The Poetry of Impermanence, Mindfulness, and Joy by John Brehm

The Poetry of Impermanence, Mindfulness, and Joy edited by John Brehm is a collection of Eastern and Western poets. Brehm was educated at the University of Nebraska and Cornell University. He is the author of Sea of Faith, which won the 2004 Brittingham Prize, and Help Is on the Way (2012), winner of the Four Lakes Prize from the University of Wisconsin Press.

What seems to be a simple book of poetry is really profound in its purpose. The idea of mindful reading is explained in the appendix acts as a guide to get deeper into the poetry. The poetry presented in each of the three sections, Impermanence, Mindfulness, and Joy, are from a wide range of poets and styles. Poems from ancient Chinese and Japanese poets are present as well as modern poets from Poland, England, and the United States. A reader may be surprised to find two poems from Philip Larkin, a poet who seems very out of place with his glum outlook.

Impermanence poems look at the world and ourselves and how eventually everything degrades. Ryokan seeks a timeless truth and discovers “the flower’s glory is just another form of dust.” Our lives also degrade and end and explained in Larkin’s Ambulances. Anna Kamienska examines life and how life flies by us:

and closed with a word
like a lake with ice
winter passed snows melted
the suns appeared and saw
after the winter
that scar on the earth
your grave.

Mindfulness tells of the world around us that we often miss or the beauty of the most mundane things. Yosa Buson contributes:

Coolness —
the sound of the bell
as it leaves the bell

These are poems intended to make the reader aware of the things and life around him that he rarely sees or notices. Frank O’Hara in a “Step Away from Them” is a recording of his experience during a lunch time walk. There are things that we pay no mind to like the Coke in a construction worker’s hands, stray cats, and people and posters on the street. This is perhaps the most enlightening section of the collection. We are so caught up in our own life, or now our phones, we do not notice what is right in front of us.

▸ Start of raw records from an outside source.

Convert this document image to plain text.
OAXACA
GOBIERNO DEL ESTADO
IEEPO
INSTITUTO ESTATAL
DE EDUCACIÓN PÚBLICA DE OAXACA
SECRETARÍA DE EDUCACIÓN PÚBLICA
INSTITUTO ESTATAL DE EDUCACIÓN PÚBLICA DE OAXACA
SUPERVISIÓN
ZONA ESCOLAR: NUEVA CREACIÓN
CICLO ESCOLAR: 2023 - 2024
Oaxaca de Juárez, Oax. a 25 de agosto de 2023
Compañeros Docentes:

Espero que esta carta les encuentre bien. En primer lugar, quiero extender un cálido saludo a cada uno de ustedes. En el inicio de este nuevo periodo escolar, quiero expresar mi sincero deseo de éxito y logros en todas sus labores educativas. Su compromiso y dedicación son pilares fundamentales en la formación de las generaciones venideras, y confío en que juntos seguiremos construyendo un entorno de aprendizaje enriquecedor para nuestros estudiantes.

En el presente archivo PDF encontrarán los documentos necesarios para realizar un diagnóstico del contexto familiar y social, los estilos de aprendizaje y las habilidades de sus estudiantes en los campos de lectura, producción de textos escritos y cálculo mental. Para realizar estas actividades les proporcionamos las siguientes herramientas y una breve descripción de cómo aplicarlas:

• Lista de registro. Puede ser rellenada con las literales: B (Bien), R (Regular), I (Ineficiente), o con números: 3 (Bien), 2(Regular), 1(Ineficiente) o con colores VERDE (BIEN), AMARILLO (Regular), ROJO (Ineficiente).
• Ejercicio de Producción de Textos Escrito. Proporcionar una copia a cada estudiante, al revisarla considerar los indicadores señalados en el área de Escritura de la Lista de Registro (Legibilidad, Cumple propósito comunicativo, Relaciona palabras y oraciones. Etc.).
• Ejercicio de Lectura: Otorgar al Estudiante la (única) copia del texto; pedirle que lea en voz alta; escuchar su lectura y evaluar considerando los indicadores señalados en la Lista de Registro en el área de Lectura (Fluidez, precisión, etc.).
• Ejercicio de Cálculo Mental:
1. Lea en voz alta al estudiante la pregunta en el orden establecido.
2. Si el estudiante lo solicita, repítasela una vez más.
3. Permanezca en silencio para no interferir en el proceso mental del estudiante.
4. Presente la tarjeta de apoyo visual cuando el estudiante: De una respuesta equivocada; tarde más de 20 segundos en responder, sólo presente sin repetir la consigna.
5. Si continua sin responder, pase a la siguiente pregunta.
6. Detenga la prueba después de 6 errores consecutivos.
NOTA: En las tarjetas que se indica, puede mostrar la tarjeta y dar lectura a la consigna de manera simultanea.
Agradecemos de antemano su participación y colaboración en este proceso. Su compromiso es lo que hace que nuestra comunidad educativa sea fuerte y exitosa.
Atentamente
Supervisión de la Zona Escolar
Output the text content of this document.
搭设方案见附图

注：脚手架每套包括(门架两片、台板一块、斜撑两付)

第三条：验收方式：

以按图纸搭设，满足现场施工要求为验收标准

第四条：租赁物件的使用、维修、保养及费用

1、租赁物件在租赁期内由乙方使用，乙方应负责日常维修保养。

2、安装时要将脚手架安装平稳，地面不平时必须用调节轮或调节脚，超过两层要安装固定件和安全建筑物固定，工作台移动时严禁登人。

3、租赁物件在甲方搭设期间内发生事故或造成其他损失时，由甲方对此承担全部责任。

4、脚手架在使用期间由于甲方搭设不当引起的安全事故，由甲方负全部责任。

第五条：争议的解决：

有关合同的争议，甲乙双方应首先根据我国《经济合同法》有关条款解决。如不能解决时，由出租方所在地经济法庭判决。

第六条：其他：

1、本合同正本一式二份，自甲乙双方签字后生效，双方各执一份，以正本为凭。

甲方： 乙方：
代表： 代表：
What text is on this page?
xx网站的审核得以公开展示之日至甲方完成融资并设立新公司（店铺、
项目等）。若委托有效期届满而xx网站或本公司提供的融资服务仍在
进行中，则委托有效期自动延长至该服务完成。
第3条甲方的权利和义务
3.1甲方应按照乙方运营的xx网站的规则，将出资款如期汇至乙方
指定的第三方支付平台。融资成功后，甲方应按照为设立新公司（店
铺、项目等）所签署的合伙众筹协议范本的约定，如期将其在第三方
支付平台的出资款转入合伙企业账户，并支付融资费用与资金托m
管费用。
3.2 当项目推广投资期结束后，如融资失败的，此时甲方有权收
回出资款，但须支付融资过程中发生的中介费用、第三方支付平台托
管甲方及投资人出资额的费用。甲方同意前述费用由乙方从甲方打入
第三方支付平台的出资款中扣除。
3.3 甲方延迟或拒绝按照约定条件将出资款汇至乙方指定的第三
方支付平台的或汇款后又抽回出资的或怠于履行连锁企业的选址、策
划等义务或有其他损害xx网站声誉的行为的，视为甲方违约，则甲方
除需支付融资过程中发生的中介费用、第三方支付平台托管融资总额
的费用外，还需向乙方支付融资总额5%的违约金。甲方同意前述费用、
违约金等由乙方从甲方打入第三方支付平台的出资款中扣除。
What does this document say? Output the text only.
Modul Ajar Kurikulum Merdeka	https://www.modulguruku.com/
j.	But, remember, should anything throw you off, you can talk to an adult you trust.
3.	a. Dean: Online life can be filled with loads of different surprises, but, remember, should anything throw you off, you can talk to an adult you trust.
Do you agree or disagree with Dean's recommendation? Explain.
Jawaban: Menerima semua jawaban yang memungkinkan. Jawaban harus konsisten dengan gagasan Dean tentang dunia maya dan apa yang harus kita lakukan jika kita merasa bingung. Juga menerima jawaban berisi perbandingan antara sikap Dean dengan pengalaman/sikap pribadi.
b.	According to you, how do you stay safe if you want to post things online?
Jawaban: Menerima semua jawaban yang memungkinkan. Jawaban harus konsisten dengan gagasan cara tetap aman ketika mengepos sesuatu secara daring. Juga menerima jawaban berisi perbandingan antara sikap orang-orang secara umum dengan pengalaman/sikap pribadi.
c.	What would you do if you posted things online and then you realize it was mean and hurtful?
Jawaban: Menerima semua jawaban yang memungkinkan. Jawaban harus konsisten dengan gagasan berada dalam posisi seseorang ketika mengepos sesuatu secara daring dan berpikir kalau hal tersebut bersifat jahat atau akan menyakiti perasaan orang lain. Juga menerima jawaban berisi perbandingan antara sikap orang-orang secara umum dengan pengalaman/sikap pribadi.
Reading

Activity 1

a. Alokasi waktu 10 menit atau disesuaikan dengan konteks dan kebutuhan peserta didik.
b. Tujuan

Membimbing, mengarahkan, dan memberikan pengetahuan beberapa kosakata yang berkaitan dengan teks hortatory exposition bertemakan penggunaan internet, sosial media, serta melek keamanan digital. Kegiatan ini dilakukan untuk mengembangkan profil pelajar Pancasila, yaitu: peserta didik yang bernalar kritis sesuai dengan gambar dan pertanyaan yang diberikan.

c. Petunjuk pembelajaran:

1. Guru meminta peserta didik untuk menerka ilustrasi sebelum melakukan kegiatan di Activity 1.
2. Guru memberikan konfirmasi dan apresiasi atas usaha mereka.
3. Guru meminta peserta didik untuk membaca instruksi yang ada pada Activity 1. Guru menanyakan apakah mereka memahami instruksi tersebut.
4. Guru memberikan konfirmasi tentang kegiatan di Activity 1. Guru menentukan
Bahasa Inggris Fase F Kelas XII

Joy is self-explanatory. There is the joy in watching children imitate cranes or sitting beneath a tree or under the moon. Whitman tells of a lecture by a learned astronomer who talks with columns of figures and diagrams. Whitman, discouraged by this, walks out and takes in the night sky in all its visual wonder and enjoys it in silence. Fernando Pessoa writes:

On those for whom happiness
Is the sun, night will fall.
But those who hope for nothing
Are glad for whatever comes.

The Poetry of Impermanence is a thought-provoking collection designed to make the reader think and in many instances simplify and slow down. The appendix also includes short biographies of all the poets along with a source guide for all the poems used in the collection. The collection uses many sources to show that the Buddhist truths, like many things, are all around us if we take the time to notice. A well-done selection with poems from many different sources converging on three simple points.